A Catholic, a Marxist and a homosexual in equal measure, the three identities of Pier Paolo Pasolini (1922-75), like the Holy Trinity, are interwoven in his works. From his directorial debut Accattone to his brutal murder at the age of 53, these identities, contradicting yet supplementing each other, combine to create a cinematic universe that constitutes a compelling, provocative, and transgressive vision of the contemporary world.

Facing a postwar Italy where the Fascist phantom re-emerged in neo-capitalist consumer culture, the poet expressed his intense loathing for bourgeois hedonism. In contrast, he caught a glimpse of sanctity in the underworld of the socially deprived. Through the shocking analogies of pimp as saint and whore as angel, he satirised the religious establishment by contaminating a sacred culture, while he discovered life's dignity in their desperate struggle for survival, and even saw the hope of salvation for the country.
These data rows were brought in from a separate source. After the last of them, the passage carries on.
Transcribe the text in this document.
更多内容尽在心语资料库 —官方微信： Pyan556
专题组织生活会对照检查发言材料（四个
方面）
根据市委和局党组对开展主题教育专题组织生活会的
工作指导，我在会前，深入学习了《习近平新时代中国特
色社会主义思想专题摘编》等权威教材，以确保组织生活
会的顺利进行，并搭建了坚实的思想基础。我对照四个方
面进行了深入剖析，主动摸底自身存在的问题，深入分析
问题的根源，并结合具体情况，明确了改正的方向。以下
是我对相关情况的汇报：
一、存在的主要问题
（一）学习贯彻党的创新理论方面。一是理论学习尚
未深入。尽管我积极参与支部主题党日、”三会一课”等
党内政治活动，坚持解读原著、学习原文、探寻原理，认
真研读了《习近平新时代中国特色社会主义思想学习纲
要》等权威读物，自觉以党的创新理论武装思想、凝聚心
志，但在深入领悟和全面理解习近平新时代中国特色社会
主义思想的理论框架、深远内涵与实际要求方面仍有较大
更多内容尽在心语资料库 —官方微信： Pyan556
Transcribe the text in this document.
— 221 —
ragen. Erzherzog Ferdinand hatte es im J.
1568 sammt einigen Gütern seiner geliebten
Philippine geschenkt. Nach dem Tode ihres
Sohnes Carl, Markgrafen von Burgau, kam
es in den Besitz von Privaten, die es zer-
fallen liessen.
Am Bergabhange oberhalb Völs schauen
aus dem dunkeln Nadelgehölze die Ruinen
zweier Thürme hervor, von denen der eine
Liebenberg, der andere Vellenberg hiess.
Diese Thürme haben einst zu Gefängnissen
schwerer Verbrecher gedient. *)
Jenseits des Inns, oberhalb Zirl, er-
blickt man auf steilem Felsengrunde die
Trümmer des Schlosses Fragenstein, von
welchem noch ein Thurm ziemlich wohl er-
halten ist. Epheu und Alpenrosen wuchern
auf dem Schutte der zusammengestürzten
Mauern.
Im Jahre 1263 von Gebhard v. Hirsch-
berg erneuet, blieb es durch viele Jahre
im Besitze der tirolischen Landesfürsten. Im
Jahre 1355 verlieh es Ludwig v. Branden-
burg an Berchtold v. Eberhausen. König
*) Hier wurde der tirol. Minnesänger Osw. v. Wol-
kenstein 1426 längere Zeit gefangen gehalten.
It is out of this socially marginalised reality that Pasolini created his cinema of poetry - existential, truthful and of stark visual beauty.
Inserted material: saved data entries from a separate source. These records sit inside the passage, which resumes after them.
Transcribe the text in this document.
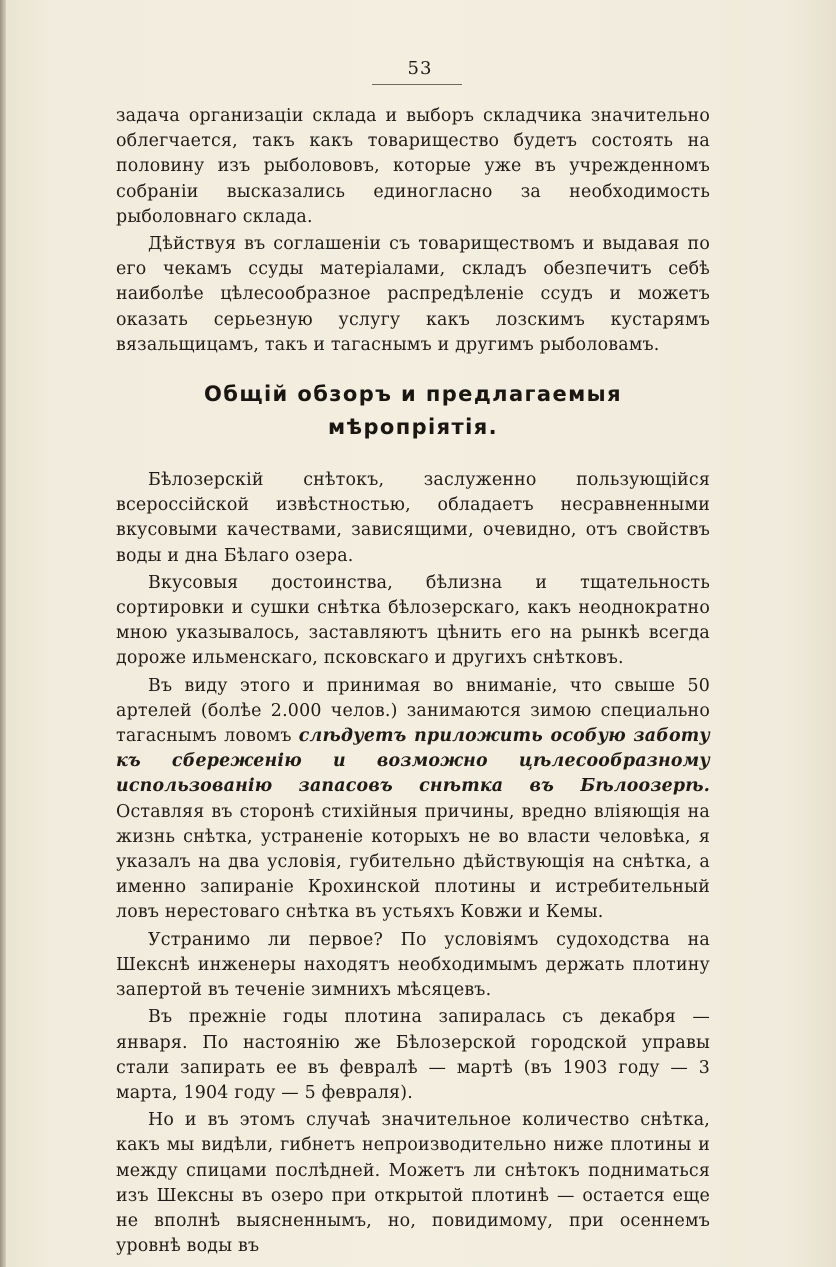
53

задача организацiи склада и выборъ складчика значительно облегчается, такъ какъ товарищество будетъ состоять на половину изъ рыболововъ, которые уже въ учрежденномъ собранiи высказались единогласно за необходимость рыболовнаго склада.

Дѣйствуя въ соглашенiи съ товариществомъ и выдавая по его чекамъ ссуды матерiалами, складъ обезпечитъ себѣ наиболѣе цѣлесообразное распредѣленiе ссудъ и можетъ оказать серьезную услугу какъ лозскимъ кустарямъ вязальщицамъ, такъ и тагаснымъ и другимъ рыболовамъ.

Общiй обзоръ и предлагаемыя мѣропрiятiя.

Бѣлозерскiй снѣтокъ, заслуженно пользующiйся всероссiйской извѣстностью, обладаетъ несравненными вкусовыми качествами, зависящими, очевидно, отъ свойствъ воды и дна Бѣлаго озера.

Вкусовыя достоинства, бѣлизна и тщательность сортировки и сушки снѣтка бѣлозерскаго, какъ неоднократно мною указывалось, заставляютъ цѣнить его на рынкѣ всегда дороже ильменскаго, псковскаго и другихъ снѣтковъ.

Въ виду этого и принимая во вниманiе, что свыше 50 артелей (болѣе 2.000 челов.) занимаются зимою специально тагаснымъ ловомъ слѣдуетъ приложить особую заботу къ сбереженiю и возможно цѣлесообразному использованiю запасовъ снѣтка въ Бѣлоозерѣ. Оставляя въ сторонѣ стихiйныя причины, вредно влiяющiя на жизнь снѣтка, устраненiе которыхъ не во власти человѣка, я указалъ на два условiя, губительно дѣйствующiя на снѣтка, а именно запиранiе Крохинской плотины и истребительный ловъ нерестоваго снѣтка въ устьяхъ Ковжи и Кемы.

Устранимо ли первое? По условiямъ судоходства на Шекснѣ инженеры находятъ необходимымъ держать плотину запертой въ теченiе зимнихъ мѣсяцевъ.

Въ прежнiе годы плотина запиралась съ декабря — января. По настоянiю же Бѣлозерской городской управы стали запирать ее въ февралѣ — мартѣ (въ 1903 году — 3 марта, 1904 году — 5 февраля).

Но и въ этомъ случаѣ значительное количество снѣтка, какъ мы видѣли, гибнетъ непроизводительно ниже плотины и между спицами послѣдней. Можетъ ли снѣтокъ подниматься изъ Шексны въ озеро при открытой плотинѣ — остается еще не вполнѣ выясненнымъ, но, повидимому, при осеннемъ уровнѣ воды въ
With a reactionary belief in the primitive body and instinctual desires as the touchstone of reality, Pasolini used explicit sex as a tool of ideological provocation, with the acid criticism on Catholicism, capitalism and the bourgeoisie in Ro.Go.Pa.G's Curd Cheese, and charging Theorem with sexuality as a sort of striking revelation and transcendence, at once scandalising morality, bourgeois hypocrisy and against nihilism.
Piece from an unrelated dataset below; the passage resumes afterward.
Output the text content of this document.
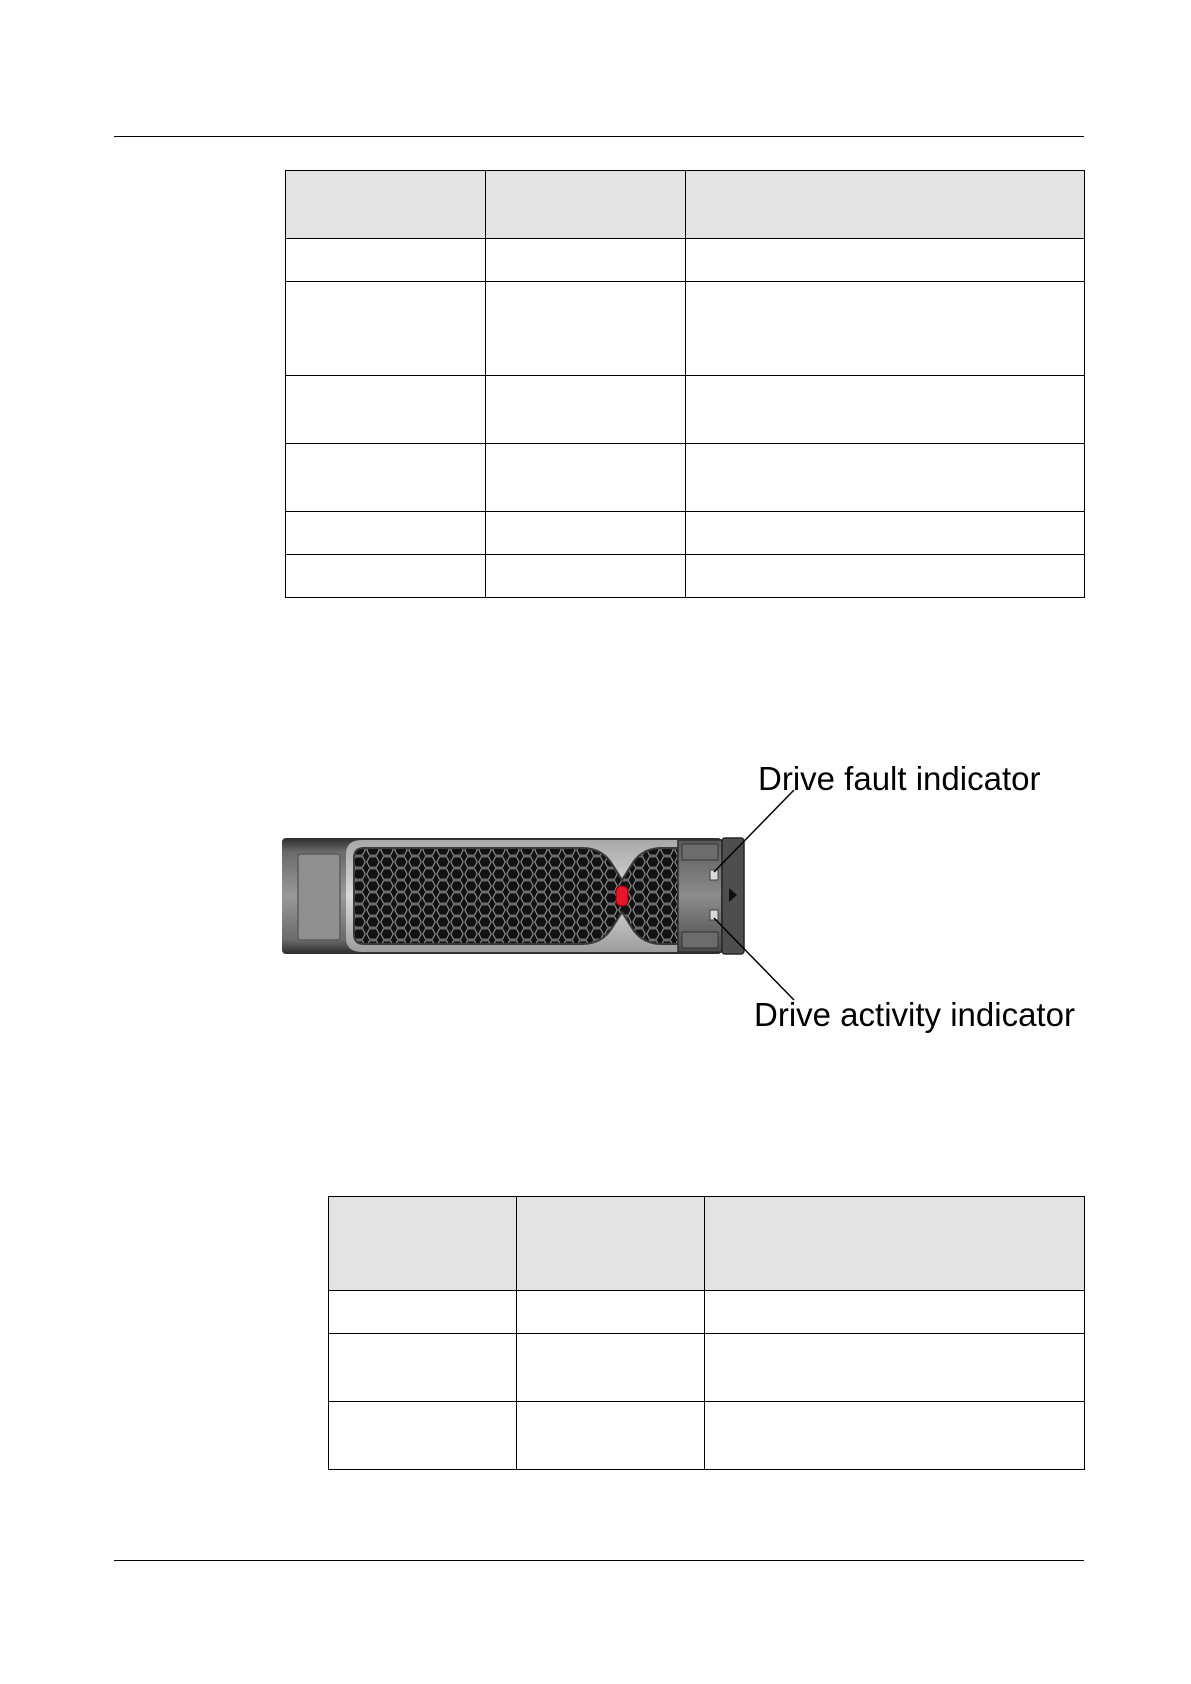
Drive fault indicator
Drive activity indicator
Paradoxically, he realised that the sexual liberation serves to expand rather than subvert the culture of New Capitalism. Turning to medieval literature, he tried to historicise sexualities in order to create a virtual rupture in the lived experience of the contemporary world in his Trilogy of Life, a highly acclaimed work which he himself later repudiated. In a radical transformation he shifted to the exploration of the human capacity for cruelty, perversity and sexual sadism bordered on the unimaginable in his political allegory Salò, or the 120 Days of Sodom, decrying his most violent and outrageous remarks on the decadent society.

On the 100th anniversary of Pasolini's birth, we pay homage to one of the world's leading left-wing intellectuals with a retrospective comprising all of his fiction feature and short films, seeing him anew as a poet, master filmmaker, and even a prophetic enlightener.